Gambling and Sightseeing, Check! Next, Fundraising
After checking out of our little closet of a hotel near the HK border we drove to the outskirts of the city to a luxury hotel where Free Lunch for Children would be hosting a celebrity golf tournament the next day. The hotel and charity had invited us to come participate if we could make it. Though we weren’t worth much on the golf course, there would be an evening event with all the participants where they would be presenting awards for the tournament and they wanted us to present one of the awards.

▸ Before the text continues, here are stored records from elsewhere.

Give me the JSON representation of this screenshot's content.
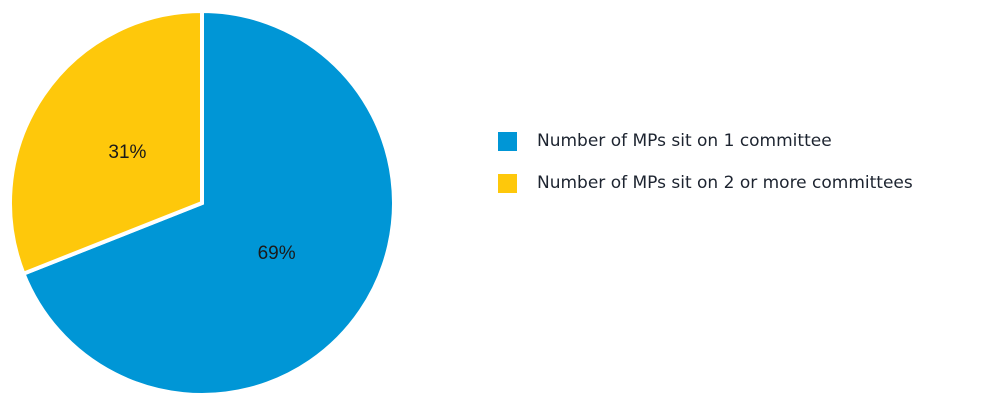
{
  "chart_data": {
    "type": "pie",
    "slices": [
      {
        "name": "Number of MPs sit on 1 committee",
        "value": 69,
        "label": "69%",
        "color": "#0096d6"
      },
      {
        "name": "Number of MPs sit on 2 or more committees",
        "value": 31,
        "label": "31%",
        "color": "#fec80b"
      }
    ],
    "start_angle_deg": 0,
    "direction": "clockwise",
    "legend": {
      "position": "right"
    },
    "separator_color": "#ffffff"
  }
}
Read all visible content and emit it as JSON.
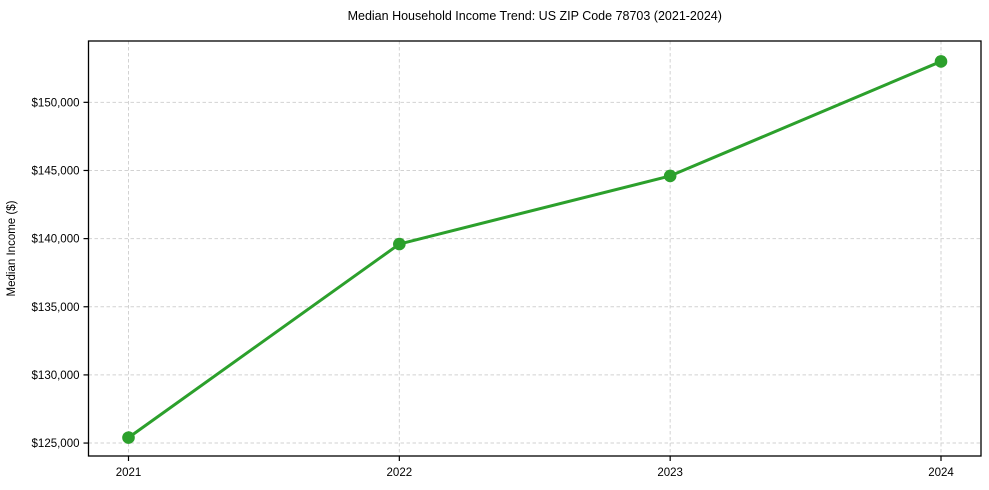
{
  "chart_data": {
    "type": "line",
    "title": "Median Household Income Trend: US ZIP Code 78703 (2021-2024)",
    "xlabel": "",
    "ylabel": "Median Income ($)",
    "categories": [
      "2021",
      "2022",
      "2023",
      "2024"
    ],
    "series": [
      {
        "name": "Median Household Income",
        "values": [
          125400,
          139600,
          144600,
          153000
        ]
      }
    ],
    "yticks": [
      125000,
      130000,
      135000,
      140000,
      145000,
      150000
    ],
    "ytick_labels": [
      "$125,000",
      "$130,000",
      "$135,000",
      "$140,000",
      "$145,000",
      "$150,000"
    ],
    "ylim": [
      124050,
      154500
    ],
    "grid": true,
    "legend": "none",
    "colors": {
      "line": "#2ca02c",
      "marker": "#2ca02c",
      "grid": "#d2d2d2",
      "spine": "#000000",
      "text": "#000000",
      "background": "#ffffff"
    }
  }
}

It was a pretty cool event. The celebrities were split into three teams, HK, Taiwan, and Mainland celebrities. There was a whole red carpet entrance organized for the dinner and we were announced as one of the special guests, walking down the carpet and signing the big background banner. There were speakers talking about the charity, and an auction with the proceeds going to support the charity. We had our brief moment on stage presenting the award for longest drive (to go along with our distance record attempt).
Overall a cool experience. Nice to take a day off in a nice hotel while we waited for the event in the evening. Being part of this formal event along with the charity was fun too and nice to see Free Lunch really being effective in what they are trying to do, bringing more attention for their cause and raising a good amount of money for the schools.
Hectic few days around the south without much forward progress in terms of kilometers covered. That was going to change though, with less than 10 provinces left to go now but winter fast approaching in the north. Next stop, Fujian Province!